Hödingen l Die ersten frostigen Temperaturen haben Hans-Heinrich Krause, Wolfgang Pawlik und ihre Kollegen von der Straßenmeisterei Hödingen bereits bewältigt. Kündigt sich der Winter an, sitzen sie und beauftragte Subunternehmen früh ab 3 Uhr in den Kabinen der Räum- und Streufahrzeuge, um für die Befahrbarkeit von Autobahnen, Bundes- und Landesstraßen zu sorgen.

„Für das Ministerium beginnt der Winterdienst offiziell am 1. November“, so Uwe Preuß. Er ist technischer Mitarbeiter der Straßenmeisterei Hödingen des Landesstraßenbaubetriebes (LSBB) und koordiniert die Einsätze des Teams.

Klarer Auftrag

Der Auftrag ist klar und bundesweit einheitlich: Zwischen 6 und 22 Uhr muss die Befahrbarkeit gewährleistet werden, auch wenn es keinen Rechtsanspruch auf den Winterdienst gibt, ergänzt Regionalbereichsleiter Stefan Hörold von der Landesstraßenbaubehörde.

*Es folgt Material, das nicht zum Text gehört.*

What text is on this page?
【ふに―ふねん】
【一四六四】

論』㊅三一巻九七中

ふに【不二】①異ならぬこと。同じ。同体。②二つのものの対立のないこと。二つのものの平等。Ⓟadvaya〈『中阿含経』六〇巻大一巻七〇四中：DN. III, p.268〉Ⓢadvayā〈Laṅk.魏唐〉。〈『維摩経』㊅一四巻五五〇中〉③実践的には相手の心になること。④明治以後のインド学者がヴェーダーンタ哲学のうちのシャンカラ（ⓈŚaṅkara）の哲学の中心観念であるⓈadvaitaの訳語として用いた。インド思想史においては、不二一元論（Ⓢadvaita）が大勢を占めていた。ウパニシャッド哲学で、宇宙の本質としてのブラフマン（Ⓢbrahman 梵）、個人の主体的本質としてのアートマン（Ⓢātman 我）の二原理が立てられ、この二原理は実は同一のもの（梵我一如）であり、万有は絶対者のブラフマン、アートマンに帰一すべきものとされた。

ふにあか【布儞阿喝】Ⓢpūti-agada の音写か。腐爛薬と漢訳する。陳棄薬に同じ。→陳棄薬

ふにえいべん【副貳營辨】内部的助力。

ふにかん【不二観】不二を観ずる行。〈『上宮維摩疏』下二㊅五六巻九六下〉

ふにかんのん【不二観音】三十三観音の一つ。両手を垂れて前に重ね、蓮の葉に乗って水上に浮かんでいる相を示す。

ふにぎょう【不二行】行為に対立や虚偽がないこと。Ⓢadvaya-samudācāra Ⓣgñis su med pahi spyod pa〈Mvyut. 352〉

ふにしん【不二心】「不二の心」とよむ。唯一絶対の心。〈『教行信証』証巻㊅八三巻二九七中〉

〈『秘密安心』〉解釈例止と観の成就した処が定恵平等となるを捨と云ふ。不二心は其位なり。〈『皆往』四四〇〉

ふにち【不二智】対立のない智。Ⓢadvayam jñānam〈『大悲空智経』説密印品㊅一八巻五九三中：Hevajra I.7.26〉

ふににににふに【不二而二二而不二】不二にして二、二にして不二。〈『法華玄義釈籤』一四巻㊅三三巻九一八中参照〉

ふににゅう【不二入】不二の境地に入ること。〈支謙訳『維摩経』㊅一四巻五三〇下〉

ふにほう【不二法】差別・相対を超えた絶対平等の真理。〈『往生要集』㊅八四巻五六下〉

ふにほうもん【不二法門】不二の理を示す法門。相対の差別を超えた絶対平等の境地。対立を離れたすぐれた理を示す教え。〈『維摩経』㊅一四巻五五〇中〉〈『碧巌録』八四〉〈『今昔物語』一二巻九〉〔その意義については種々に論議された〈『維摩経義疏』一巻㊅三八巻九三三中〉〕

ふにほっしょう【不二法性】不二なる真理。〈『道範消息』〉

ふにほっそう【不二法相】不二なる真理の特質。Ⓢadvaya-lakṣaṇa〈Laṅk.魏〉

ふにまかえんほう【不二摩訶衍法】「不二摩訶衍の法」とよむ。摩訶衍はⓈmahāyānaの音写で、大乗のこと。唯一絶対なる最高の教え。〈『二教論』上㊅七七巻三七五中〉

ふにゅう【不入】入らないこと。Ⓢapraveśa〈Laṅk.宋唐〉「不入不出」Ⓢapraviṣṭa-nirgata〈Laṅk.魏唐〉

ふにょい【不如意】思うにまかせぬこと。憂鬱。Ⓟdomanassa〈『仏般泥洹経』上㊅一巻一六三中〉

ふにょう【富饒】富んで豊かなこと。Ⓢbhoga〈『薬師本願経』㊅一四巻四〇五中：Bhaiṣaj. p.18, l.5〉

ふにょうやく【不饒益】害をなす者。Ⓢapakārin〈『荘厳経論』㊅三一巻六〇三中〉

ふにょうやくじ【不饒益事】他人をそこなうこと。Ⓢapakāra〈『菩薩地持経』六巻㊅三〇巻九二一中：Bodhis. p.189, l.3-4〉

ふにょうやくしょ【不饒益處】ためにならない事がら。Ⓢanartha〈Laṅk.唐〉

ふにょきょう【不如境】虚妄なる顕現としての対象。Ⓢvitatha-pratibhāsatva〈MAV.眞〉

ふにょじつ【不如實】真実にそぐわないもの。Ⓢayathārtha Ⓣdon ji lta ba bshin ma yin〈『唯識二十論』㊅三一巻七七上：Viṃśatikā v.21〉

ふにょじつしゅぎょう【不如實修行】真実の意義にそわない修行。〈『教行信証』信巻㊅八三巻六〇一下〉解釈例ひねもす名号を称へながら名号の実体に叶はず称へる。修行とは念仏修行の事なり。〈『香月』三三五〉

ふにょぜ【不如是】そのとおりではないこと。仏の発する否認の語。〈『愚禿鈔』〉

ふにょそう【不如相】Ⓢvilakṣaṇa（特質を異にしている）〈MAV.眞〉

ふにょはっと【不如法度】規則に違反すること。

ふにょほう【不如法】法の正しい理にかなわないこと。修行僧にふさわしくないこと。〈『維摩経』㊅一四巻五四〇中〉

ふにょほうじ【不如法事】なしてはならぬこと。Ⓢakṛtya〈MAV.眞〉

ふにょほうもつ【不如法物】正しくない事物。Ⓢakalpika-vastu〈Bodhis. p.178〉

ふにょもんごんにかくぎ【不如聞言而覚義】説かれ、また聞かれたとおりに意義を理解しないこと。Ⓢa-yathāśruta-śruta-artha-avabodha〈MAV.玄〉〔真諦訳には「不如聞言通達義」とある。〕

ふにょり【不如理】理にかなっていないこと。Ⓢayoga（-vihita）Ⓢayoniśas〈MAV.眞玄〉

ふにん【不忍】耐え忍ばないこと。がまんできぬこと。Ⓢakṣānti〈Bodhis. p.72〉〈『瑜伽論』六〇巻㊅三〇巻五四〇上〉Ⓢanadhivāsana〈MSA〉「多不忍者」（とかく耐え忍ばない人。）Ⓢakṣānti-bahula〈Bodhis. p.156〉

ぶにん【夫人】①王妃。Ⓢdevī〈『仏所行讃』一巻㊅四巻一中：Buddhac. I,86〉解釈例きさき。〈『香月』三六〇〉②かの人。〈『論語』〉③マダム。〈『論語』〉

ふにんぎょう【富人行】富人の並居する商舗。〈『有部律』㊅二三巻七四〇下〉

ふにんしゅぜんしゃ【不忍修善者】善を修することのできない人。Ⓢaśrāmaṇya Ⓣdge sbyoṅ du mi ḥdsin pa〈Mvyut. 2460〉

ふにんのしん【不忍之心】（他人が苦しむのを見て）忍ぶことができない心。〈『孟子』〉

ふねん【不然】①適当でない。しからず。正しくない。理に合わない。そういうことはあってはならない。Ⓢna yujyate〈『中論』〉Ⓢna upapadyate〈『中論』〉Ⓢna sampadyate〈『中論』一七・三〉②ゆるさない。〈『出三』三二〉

„Wir haben es so eingerichtet, dass an wirklichen Wintertagen rund um die Uhr gefahren werden kann“, sagt Uwe Preuß. 32 Messpunkte gibt es in den Fahrbahnen des Zuständigkeitsbereiches, der immerhin stolze 220 Straßenkilometer umfasst. Sie zeigen Temperatur, Restsalz und Feuchte an und übermitteln das ganze nach Hödingen, wo die Angaben laufend ausgewertet werden. An mehreren Bildschirmen kann Uwe Preuß das Geschehen direkt vor Ort verfolgen und entsprechend tätig werden

Viele assoziieren den Winterdienst mit Schnee, doch das Team des LSBB hat es mit ganz anderen Wetterlagen nicht weniger schwer. Temperaturen um den Gefrierpunkt, verbunden mit Niederschlag und Nebel stellen gefährliche Kombinationen ein. Immer wieder beobachtet Hans-Heinrich Krause Kraftfahrer, die sich auf solche Wetterlagen und damit verbundene gefährliche Straßenverhältnisse nicht oder nur unzureichend einstellen. Sich auf winterliche Bedingungen einstellen, bedeutet für ihn, runter vom Gas, locker mal mindestens 20 Kilometer pro Stunde langsamer als erlaubt. Das heißt aber auch, mehr Zeit einplanen, was viele Kraftfahrer gern mal vergessen.

Geballte Erfahrung

Ganz viel geballte Erfahrung steckt hinter den Straßenmeistern, und das ist auch dringend nötig. „Jeder Kilometer ist anders, es gibt etliche Wetterscheiden“, sagt Uwe Preuß. Darauf müssen sich seine sechs Fahrer und die fünf beauftragten Fremdunternehmen stets einstellen. Und mit einem Schneepflug davor lässt es sich ganz anders fahren, als beim Streuen“, so Hans-Heinrich Krause. Das Mischverhältnis des Streugutes kann er dank moderner Technik per Knopfdruck vom Fahrerhaus aus regeln.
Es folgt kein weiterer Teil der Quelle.